Nedda e Gigina Necchi avevano anche un fratello, di nome Vittorio; le sue macchine da cucire finirono nelle case di tutti gli italiani.

La villa, progettata dal famoso architetto Piero Portaluppi, era esempio di avanguardia e modernità, ma con un grande giardino che ricordava la campagna. Un angolo di verde protetto, un giardino delle delizie nel cuore di Milano, dove il tempo sembrava sospeso, immobile.
I tre furono costretti ad abbandonare l'amata villa per un periodo, quando venne trasformata nel comando della Repubblica di Salò. Dopo la guerra, i tre vi fecero ritorno, riprendendo quella quotidianità che bruscamente era stata interrotta dalla guerra.

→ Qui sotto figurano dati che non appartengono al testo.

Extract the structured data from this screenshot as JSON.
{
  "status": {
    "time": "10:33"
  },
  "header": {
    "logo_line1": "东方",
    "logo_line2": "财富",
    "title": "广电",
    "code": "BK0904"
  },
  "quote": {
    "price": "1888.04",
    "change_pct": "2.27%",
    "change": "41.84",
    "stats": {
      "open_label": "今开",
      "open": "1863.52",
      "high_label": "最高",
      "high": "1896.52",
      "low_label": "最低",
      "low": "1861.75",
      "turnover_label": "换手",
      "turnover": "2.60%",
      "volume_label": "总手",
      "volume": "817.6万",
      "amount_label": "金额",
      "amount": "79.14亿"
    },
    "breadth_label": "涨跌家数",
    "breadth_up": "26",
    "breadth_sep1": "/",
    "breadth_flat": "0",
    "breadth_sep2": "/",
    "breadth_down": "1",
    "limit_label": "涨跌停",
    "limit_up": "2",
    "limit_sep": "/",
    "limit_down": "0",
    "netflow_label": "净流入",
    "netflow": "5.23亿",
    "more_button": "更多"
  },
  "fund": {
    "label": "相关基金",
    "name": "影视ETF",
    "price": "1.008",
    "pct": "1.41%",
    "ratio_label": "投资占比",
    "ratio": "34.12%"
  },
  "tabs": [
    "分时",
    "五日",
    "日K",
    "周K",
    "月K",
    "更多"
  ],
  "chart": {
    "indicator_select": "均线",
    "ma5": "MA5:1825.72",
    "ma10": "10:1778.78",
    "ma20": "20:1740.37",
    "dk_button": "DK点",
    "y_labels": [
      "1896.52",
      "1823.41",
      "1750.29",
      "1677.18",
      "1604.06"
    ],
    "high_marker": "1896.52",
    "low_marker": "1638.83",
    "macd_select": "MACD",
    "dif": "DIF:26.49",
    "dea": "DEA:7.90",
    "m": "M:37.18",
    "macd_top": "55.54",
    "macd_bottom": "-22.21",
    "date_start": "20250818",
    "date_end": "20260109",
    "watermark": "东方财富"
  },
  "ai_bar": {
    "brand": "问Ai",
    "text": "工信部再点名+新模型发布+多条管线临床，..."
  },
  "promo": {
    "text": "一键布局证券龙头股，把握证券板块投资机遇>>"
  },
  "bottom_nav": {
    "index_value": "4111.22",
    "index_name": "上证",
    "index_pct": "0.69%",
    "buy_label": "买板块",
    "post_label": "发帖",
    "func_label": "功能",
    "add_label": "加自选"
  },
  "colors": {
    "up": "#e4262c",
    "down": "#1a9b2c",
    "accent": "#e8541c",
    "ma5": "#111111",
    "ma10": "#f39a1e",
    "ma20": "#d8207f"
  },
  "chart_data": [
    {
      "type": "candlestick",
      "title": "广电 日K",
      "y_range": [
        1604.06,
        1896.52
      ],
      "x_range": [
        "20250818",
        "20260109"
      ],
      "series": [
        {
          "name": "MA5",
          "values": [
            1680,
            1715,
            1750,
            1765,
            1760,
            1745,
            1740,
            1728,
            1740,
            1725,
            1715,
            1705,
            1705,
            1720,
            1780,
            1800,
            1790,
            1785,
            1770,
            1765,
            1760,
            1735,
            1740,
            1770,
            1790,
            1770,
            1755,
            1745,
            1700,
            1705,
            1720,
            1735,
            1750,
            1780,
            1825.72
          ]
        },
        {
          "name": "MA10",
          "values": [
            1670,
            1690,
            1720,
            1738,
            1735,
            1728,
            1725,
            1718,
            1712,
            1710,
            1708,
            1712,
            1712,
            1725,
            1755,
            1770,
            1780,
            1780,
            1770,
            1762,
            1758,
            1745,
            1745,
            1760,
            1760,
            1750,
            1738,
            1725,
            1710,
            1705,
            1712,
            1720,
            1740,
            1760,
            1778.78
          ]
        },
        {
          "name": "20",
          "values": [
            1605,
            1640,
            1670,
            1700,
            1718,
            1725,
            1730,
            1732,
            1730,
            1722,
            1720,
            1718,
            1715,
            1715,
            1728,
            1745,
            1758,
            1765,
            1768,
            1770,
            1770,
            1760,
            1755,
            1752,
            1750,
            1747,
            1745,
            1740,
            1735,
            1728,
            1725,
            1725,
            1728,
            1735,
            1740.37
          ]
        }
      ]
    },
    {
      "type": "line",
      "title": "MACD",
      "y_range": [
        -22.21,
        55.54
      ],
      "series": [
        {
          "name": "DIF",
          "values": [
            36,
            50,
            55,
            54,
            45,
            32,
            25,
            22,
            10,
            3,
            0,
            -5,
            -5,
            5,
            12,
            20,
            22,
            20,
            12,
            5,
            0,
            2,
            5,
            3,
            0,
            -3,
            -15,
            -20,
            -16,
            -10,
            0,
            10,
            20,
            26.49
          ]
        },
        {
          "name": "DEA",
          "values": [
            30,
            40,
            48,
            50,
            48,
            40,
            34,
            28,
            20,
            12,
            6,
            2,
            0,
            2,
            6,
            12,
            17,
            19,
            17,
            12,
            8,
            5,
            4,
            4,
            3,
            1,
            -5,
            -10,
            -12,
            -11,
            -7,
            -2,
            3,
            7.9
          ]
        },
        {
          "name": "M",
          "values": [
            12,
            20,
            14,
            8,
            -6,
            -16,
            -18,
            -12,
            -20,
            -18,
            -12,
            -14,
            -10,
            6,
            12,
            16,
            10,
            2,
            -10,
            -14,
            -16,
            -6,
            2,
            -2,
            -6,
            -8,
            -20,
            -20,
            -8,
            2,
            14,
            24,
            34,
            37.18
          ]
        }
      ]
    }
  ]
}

Nedda ebbe un solo grande amore, di quelli unici, insostituibili. Poi si ammalò, e morì prima di Gigina.
Intanto il mondo si trasformava, la città veniva ricostruita, poi ampliata...era diventata infinita.
Villa Necchi Campiglio restava immobile, identica al sogno di gioventù. Un porto sicuro, un giardino delle delizie.

Oggi è possibile visitare Villa Necchi Campiglio.

La villa è custodita con cura dal FAI, la stessa cura che Nedda e Gigina dedicavano alla scelta del cappellino perfetto, abbinato a quei guanti su misura che è ancora possibile ammirare nell'elegante guardaroba della villa, al primo piano.

La villa sorge nel cuore di via Mozart, che sembra essere rimasta sempre la stessa: una di quelle strade milanesi ancora immerse nel verde, come in sogno sospese, custodi silenziose di racconti d'altri tempi.